3. Забери яйцо, оберни его и держи в теплом месте до апрельских ид. Затем ты должен будешь отвезти его в единственное место, где водились глаки, — а именно, на северный Лабрадор.

4. ПРЕДУПРЕЖДЕНИЕ. Хоть сам доктор Нагль с антропологического факультета благополучно скончался, у меня есть основания полагать, что он успел сообщить сыну о моей находке. К тому же я убежден, судя по дрожи в правом ухе доктора Нагля, что старик сходил с ума от тщеславия и представлял себе, как опубликует статью в «Американском исследователе» под названием «Глак Нагля». Тебе известно, что антропологи не останавливаются ни перед чем ради удовлетворения своих амбиций. А об их сыновьях и говорить не приходится. У меня дурные предчувствия, Гарольд. Бойся младшего Нагля.

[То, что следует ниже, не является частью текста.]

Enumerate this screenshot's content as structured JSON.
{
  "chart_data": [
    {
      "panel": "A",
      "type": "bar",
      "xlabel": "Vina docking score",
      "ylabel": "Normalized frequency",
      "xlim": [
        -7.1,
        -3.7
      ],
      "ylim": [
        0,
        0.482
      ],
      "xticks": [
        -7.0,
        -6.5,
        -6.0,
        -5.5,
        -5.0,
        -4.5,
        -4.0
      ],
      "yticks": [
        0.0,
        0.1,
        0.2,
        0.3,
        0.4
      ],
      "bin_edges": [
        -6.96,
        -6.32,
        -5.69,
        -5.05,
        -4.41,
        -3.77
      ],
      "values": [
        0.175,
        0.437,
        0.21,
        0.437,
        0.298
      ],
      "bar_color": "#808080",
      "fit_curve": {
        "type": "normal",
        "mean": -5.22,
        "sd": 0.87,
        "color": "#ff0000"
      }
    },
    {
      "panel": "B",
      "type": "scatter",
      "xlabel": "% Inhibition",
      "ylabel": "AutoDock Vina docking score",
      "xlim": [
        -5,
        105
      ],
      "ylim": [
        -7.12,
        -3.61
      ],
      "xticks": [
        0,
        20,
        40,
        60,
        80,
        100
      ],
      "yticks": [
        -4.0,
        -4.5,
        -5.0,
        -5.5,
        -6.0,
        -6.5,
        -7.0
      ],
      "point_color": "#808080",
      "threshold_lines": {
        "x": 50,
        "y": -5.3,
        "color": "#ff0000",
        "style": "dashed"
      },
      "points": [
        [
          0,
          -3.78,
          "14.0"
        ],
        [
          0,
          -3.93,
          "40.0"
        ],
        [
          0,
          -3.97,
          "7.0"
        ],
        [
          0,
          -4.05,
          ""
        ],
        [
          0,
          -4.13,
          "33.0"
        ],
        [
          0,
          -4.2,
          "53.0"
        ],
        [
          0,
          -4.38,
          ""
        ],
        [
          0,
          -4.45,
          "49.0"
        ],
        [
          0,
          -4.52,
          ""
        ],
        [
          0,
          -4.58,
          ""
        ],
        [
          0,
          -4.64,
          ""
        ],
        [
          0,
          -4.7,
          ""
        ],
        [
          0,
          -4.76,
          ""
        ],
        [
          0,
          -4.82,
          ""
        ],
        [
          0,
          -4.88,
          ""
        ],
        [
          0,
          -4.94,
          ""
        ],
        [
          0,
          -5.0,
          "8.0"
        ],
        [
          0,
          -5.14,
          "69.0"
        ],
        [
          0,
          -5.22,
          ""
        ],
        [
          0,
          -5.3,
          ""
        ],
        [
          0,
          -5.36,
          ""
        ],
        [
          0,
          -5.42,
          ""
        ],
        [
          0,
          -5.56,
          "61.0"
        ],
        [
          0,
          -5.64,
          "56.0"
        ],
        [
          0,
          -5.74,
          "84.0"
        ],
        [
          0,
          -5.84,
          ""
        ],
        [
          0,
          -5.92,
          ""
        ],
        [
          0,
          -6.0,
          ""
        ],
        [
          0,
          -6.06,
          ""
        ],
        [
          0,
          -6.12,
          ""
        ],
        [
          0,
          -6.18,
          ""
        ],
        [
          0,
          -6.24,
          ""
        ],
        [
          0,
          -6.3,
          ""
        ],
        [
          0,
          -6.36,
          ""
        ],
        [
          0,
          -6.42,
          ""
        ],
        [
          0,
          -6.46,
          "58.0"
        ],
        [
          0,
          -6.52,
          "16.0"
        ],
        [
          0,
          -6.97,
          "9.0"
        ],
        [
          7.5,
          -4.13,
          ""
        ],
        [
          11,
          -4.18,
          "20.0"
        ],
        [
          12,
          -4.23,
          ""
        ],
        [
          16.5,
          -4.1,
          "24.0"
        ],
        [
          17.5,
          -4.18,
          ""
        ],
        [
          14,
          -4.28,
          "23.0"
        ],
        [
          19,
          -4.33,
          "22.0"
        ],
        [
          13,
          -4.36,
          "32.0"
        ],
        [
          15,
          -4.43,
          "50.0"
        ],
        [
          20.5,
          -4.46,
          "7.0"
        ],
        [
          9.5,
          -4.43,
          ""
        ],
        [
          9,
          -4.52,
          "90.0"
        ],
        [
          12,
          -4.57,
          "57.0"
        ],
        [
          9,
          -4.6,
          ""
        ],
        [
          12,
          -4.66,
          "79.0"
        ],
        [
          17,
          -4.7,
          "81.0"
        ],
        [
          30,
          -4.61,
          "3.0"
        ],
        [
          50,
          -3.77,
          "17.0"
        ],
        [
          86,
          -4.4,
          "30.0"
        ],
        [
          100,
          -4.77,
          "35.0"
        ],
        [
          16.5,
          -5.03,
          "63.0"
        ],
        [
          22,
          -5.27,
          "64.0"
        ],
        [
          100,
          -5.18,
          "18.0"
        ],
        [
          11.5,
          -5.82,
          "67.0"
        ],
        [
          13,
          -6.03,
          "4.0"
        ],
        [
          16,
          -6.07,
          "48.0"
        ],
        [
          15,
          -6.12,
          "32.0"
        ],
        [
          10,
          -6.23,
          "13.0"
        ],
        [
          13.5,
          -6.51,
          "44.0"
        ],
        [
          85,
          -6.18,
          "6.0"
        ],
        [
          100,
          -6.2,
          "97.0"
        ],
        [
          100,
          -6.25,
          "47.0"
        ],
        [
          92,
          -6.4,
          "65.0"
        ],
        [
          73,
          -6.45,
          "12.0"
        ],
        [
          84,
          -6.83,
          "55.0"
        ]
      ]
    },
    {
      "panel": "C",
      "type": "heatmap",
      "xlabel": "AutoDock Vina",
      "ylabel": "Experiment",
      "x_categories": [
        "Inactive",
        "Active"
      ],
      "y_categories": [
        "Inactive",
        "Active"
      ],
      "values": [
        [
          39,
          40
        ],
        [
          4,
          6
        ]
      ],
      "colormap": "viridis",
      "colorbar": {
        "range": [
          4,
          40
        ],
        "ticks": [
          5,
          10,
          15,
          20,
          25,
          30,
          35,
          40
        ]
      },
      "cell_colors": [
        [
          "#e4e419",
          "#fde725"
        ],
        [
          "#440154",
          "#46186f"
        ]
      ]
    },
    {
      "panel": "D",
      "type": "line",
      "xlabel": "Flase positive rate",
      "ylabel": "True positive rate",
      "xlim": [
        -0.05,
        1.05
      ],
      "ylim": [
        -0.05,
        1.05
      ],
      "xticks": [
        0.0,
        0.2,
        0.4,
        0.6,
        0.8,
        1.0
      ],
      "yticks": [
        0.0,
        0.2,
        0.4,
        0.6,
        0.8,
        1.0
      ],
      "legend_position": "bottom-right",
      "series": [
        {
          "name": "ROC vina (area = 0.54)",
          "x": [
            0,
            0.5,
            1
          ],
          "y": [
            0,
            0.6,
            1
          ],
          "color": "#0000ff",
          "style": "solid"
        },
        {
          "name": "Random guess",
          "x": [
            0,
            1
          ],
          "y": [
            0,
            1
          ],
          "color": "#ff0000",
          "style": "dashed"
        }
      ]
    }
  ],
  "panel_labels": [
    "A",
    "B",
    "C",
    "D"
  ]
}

5. Ввиду реальной угрозы со стороны Наглей, я прошу тебя действовать тайно и осторожно.

Гарольд, мое эрзац-дитя, я понимаю, что просьба моя тебе покажется странной. Поэтому хорошенько подумай, прежде чем браться за исполнение завещания старого дурака. И если ты не чувствуешь в себе сил и желания помочь мне, забудь обо всем.

Возьми в банке мои деньги и промотай их в свое удовольствие. Мои письма отправь в мусорную корзину. Выпей шампузы и спой псалом «Ты все ближе к Богу». Разбей бокал и плыви дальше. Делай, что тебе заблагорассудится.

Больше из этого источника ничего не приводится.